Julius had impeccable taste in literature, but his bookkeeping left much to be desired. Emilia is left to figure out whether she can keep the store afloat—or if she should sell the property to an eager real estate investor and flee her grief. Even as she grapples with this decision to stay or go, it’s complicated by her deepening friendships with some of the bookshop regulars: the shy but sweet chef Thomasina; the brilliant and bored housewife Bea; and the wealthy lady of the manor, Sarah, who has a secret connection to Julius. There’s also Emilia’s growing attraction to Marlowe, a violinist in the Peasebrook Quartet, of which Julius had been a member.
It truly takes a village for Emilia to untangle her finances, create a publicity campaign to bring in new customers and design a physical makeover that dusts off Nightingale Books but stays true to its history. As she slowly develops a plan to give the shop a new life, Emilia finds her own life in the process.

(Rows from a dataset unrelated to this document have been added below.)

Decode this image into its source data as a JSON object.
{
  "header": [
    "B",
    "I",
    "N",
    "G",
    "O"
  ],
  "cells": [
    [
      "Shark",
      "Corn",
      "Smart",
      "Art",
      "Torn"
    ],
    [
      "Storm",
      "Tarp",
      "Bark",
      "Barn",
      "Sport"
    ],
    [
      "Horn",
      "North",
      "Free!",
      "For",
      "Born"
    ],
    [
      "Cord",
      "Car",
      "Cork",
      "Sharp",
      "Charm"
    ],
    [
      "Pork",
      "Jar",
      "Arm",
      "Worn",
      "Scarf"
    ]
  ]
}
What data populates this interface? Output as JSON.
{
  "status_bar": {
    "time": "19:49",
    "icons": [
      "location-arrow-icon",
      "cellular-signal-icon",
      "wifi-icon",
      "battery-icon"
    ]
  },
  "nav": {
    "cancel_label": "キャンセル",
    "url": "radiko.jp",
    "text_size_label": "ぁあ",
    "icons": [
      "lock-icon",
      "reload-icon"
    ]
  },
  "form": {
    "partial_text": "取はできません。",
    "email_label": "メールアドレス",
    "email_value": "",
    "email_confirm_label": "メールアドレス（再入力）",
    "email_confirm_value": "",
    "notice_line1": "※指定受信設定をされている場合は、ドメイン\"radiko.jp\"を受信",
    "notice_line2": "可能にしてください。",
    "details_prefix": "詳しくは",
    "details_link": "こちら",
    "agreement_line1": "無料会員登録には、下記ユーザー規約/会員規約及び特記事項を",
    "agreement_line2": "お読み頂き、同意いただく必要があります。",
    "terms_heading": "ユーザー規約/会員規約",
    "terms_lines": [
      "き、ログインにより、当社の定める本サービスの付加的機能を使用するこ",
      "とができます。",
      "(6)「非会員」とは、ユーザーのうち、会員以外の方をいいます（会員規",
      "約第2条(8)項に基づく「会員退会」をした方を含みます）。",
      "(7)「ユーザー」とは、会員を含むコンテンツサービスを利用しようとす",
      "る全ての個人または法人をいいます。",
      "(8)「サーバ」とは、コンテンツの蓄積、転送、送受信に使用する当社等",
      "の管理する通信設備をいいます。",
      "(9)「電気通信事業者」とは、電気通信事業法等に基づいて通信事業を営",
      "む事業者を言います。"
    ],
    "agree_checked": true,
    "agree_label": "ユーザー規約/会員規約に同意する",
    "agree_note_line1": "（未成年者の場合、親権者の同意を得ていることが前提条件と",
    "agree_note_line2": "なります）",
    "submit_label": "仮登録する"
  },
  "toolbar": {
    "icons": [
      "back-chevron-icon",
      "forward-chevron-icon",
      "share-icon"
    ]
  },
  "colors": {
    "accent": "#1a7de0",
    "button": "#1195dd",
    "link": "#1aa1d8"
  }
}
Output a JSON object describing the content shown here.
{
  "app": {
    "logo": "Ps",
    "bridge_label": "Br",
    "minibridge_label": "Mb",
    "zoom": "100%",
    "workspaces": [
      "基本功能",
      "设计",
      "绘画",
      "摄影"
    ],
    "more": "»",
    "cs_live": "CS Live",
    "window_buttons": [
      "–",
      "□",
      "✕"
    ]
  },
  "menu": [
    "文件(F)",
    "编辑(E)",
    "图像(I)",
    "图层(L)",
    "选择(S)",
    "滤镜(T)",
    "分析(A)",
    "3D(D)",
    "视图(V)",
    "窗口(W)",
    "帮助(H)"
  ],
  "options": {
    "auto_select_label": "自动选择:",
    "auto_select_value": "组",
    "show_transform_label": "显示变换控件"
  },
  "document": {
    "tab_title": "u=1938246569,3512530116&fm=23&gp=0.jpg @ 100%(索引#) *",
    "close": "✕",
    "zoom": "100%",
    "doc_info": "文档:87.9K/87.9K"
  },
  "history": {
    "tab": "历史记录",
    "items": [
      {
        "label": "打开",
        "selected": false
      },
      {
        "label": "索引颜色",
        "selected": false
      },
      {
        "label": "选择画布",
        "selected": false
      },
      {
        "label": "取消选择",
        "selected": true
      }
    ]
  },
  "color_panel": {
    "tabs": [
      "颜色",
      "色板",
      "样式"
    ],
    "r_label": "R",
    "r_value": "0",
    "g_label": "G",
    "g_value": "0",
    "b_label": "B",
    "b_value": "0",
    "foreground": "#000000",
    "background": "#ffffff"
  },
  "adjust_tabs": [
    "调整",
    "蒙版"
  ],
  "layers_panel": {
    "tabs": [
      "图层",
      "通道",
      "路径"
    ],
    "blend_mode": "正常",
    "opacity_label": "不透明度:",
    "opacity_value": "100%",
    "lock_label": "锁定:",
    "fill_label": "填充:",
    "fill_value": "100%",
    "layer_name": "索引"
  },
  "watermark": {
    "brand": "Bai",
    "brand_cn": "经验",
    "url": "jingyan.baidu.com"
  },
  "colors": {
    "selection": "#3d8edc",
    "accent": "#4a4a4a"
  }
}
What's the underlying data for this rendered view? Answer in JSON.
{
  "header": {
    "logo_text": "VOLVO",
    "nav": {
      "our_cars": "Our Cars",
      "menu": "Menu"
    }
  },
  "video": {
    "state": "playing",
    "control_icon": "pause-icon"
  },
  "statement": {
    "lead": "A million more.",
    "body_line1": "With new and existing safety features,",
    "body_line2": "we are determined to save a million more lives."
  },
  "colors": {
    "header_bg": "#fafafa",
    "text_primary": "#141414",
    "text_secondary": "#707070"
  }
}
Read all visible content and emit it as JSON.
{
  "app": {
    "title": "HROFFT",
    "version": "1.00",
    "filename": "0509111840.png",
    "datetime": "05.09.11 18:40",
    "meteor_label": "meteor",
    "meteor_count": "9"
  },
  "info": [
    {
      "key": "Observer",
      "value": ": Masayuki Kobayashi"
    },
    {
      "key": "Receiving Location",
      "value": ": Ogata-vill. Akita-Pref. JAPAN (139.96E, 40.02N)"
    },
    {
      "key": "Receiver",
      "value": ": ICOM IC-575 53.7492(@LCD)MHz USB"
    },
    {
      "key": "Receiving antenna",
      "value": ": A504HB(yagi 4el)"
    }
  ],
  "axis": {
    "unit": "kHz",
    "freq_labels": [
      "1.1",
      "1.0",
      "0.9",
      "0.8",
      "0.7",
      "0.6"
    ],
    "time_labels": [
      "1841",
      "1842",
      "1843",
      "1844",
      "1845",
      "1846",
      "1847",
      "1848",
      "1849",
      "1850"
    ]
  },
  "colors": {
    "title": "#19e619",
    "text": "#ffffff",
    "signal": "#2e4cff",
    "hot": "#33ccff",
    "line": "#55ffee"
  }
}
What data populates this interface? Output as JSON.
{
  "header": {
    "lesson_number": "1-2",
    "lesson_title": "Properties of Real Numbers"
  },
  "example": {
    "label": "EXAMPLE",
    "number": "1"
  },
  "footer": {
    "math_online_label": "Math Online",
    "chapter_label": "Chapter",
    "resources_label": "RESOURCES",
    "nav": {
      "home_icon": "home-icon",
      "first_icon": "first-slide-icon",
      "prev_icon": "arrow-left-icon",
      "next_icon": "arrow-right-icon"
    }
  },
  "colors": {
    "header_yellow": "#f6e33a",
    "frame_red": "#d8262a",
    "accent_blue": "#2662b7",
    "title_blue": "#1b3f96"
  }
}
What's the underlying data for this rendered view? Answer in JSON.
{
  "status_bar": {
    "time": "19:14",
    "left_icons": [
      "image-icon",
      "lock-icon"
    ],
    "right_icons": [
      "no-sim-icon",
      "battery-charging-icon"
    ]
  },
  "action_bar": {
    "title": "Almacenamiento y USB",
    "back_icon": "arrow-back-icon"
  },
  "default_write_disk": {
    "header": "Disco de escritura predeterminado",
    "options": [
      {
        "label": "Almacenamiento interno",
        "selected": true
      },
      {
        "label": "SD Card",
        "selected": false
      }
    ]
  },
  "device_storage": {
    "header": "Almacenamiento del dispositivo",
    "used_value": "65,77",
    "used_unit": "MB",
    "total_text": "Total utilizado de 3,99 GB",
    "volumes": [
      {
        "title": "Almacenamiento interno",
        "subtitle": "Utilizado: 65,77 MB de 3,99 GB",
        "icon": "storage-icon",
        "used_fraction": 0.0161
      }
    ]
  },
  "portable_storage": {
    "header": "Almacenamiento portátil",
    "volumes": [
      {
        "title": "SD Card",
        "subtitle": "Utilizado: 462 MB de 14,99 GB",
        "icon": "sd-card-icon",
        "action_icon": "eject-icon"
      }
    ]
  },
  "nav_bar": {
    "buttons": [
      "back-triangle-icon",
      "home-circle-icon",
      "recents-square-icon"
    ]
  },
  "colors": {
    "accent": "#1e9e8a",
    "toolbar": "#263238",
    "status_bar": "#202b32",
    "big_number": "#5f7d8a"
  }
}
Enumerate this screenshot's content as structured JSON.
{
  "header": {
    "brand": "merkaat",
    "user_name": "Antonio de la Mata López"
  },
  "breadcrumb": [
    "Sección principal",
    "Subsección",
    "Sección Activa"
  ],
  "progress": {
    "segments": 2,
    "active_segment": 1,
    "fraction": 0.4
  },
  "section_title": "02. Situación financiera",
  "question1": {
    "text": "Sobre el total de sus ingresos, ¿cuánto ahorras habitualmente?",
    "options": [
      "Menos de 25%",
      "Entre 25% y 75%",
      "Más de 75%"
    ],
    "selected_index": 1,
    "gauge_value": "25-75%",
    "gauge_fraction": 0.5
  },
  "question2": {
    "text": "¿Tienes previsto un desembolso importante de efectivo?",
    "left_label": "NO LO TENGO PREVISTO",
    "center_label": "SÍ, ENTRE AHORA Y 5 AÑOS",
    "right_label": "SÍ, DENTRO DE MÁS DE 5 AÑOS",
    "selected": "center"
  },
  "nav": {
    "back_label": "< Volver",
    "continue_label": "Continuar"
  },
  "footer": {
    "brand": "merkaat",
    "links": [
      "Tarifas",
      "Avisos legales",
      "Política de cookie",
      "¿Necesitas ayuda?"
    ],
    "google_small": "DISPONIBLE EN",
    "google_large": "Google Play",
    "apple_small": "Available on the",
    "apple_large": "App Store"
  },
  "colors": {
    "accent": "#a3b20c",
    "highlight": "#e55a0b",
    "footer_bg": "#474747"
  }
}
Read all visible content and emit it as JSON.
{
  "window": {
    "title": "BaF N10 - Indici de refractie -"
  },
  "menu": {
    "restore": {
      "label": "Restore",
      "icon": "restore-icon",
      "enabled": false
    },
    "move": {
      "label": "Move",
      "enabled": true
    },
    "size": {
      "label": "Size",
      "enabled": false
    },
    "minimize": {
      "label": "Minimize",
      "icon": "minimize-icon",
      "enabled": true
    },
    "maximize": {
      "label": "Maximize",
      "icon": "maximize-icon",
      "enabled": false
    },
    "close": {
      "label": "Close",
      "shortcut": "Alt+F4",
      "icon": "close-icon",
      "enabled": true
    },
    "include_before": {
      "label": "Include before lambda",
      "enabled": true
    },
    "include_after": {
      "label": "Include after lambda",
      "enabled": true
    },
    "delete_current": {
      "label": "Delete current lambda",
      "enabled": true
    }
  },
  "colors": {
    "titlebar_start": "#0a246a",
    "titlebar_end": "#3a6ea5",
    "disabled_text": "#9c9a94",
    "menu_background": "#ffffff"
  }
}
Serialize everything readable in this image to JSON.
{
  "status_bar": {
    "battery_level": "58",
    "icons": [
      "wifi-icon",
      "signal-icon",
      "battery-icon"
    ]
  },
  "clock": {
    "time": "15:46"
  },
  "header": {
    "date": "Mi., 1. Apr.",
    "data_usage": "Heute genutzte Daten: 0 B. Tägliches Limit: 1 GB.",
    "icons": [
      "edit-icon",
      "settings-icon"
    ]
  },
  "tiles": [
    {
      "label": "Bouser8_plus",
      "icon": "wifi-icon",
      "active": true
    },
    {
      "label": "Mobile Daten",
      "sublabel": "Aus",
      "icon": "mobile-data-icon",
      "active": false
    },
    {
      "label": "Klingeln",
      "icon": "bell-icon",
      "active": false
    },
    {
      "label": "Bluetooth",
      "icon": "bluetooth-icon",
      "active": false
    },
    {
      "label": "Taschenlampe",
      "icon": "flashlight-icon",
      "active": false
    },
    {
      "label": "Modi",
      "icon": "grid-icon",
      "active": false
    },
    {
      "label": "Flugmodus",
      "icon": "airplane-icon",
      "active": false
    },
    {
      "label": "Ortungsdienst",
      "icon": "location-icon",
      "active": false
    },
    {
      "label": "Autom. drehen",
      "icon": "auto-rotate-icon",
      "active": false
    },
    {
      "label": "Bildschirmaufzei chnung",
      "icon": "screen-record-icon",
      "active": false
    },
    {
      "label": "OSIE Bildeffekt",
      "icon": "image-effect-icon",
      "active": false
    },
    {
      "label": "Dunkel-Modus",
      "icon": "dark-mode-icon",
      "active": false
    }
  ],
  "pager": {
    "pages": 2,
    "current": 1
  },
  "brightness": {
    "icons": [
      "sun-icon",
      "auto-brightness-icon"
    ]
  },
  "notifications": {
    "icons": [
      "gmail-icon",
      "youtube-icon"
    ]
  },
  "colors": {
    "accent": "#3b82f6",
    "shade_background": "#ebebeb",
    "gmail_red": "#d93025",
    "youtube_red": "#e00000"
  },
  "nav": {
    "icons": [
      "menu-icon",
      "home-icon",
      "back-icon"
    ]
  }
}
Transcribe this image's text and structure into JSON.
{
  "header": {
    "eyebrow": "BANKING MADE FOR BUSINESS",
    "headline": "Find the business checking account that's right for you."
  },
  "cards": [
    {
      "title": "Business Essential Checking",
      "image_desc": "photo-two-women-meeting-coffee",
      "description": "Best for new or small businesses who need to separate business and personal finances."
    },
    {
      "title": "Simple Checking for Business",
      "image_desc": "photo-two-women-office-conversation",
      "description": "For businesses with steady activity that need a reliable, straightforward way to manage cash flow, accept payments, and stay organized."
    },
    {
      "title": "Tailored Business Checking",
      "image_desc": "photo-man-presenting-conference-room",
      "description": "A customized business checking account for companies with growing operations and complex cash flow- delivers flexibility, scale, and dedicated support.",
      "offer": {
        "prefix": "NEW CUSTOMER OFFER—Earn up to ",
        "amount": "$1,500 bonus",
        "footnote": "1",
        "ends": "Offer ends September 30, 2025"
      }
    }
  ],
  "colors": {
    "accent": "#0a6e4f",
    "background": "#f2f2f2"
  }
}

Veronica Henry is an award-winning romance novelist in her native United Kingdom. In How to Find Love in a Bookshop, her first novel to be released in the U.S., she takes the best of romance novels—the dashing figures, the complicated love triangles—and smartly ditches the clichéd sex scenes and overwrought dialogue. The book is reminiscent of the very best Maeve Binchy novels. It’s an enchanting story about the power of community—and books—to help heal a broken heart.